Avec le temps, il s’est même adapté aux désidératas de la Ligue 1. On lui demande de défendre alors qu’il ne pèse que 70 kilos ? Pas grave. Il se transforme et s’exécute. Le jouer étend son registre, il défend mieux, ne se jette jamais et anticipe davantage. Forcément, son jeu contient une dimension physique non négligeable. Cramé, Nivet ne sert plus à rien. Il connait son corps comme un vieux coureur de classiques ardennaises. Même si 80% du football professionnel le trouve trop vieux, il trouve encore des mecs qui croient en lui, à l’image d’un Furlan plus philosophe qu’amateur de trophées.
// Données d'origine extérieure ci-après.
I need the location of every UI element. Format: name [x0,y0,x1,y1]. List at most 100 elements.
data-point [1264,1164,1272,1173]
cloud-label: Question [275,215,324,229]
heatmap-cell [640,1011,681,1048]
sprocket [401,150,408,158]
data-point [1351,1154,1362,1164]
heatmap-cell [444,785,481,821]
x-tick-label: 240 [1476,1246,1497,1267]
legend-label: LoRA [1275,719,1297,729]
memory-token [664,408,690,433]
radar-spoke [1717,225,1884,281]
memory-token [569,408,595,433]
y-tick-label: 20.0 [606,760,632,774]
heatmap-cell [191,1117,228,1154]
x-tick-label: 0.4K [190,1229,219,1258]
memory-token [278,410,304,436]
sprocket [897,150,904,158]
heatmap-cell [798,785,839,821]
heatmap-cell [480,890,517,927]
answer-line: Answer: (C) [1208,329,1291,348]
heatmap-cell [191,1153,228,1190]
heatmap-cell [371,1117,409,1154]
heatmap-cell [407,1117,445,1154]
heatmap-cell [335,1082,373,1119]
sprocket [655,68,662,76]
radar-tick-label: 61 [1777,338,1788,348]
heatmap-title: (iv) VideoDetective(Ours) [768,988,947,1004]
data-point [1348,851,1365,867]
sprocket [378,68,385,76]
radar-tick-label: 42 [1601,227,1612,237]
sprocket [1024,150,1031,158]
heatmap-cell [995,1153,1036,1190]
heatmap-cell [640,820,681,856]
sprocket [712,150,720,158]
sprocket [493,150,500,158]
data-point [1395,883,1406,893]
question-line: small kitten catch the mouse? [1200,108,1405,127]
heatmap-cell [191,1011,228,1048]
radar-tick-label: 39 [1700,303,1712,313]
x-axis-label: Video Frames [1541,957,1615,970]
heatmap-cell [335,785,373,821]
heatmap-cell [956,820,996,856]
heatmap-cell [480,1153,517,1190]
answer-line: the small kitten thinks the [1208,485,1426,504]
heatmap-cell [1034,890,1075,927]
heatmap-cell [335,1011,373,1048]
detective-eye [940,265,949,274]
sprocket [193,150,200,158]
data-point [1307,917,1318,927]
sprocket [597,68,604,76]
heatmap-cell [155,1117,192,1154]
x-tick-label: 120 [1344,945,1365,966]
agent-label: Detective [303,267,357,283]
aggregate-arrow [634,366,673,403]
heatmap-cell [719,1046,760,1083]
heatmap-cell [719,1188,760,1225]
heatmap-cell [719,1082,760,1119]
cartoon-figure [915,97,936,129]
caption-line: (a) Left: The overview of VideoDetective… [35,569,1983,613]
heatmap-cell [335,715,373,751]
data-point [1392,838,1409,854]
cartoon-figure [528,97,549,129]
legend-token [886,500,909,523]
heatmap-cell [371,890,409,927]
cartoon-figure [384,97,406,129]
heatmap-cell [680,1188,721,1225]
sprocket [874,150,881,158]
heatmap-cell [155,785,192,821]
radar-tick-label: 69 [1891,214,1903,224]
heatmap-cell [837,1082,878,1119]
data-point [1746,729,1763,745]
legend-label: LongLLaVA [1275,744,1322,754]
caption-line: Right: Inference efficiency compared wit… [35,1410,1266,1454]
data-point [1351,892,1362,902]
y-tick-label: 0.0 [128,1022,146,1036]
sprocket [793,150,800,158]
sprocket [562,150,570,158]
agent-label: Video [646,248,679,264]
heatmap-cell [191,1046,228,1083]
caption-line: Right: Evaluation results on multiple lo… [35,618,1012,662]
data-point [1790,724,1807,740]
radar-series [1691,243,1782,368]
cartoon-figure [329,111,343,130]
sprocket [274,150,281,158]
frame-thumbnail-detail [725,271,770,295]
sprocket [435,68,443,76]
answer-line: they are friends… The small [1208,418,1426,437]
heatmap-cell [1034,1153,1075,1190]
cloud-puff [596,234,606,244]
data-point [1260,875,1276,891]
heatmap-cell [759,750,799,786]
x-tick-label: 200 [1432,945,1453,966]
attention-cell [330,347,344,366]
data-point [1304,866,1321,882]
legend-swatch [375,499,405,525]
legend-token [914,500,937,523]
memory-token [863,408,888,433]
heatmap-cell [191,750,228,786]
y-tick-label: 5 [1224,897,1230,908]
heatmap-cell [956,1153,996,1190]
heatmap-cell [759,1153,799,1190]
Pourtant, il faut savoir qu’engager Nivet dans son effectif est souvent synonyme de lutte pour sa survie (trois descentes et deux montées en quinze ans. Aucun match de coupe d’Europe au compteur). Une manière de combattre le mal par la lumière. Avec Nivet, on est certain de voir de la romance. Du beau jeu. Et de l’intelligence. Sauf qu’à 36 ans, la retraite approche. Et les mecs de son espèce sont de plus en plus rares. Benjamin Nivet, c’est un peu le dernier des Mohicans. Un mec magique qui fait briller les petites taules perdues de province, loin des lumières de la capitale ou des grosses agglomérations. Mais comme dans le film de Michael Mann, c’est Daniel Day-Lewis qui tire la couverture alors que le vrai Mohican, c’est Russel Means. Comme quoi, nul n’est prophète en son royaume. Finalement, un Benjamin Nivet, ça se mérite. Et c’est surement là le plus beau trophée de Jean-Marc Furlan.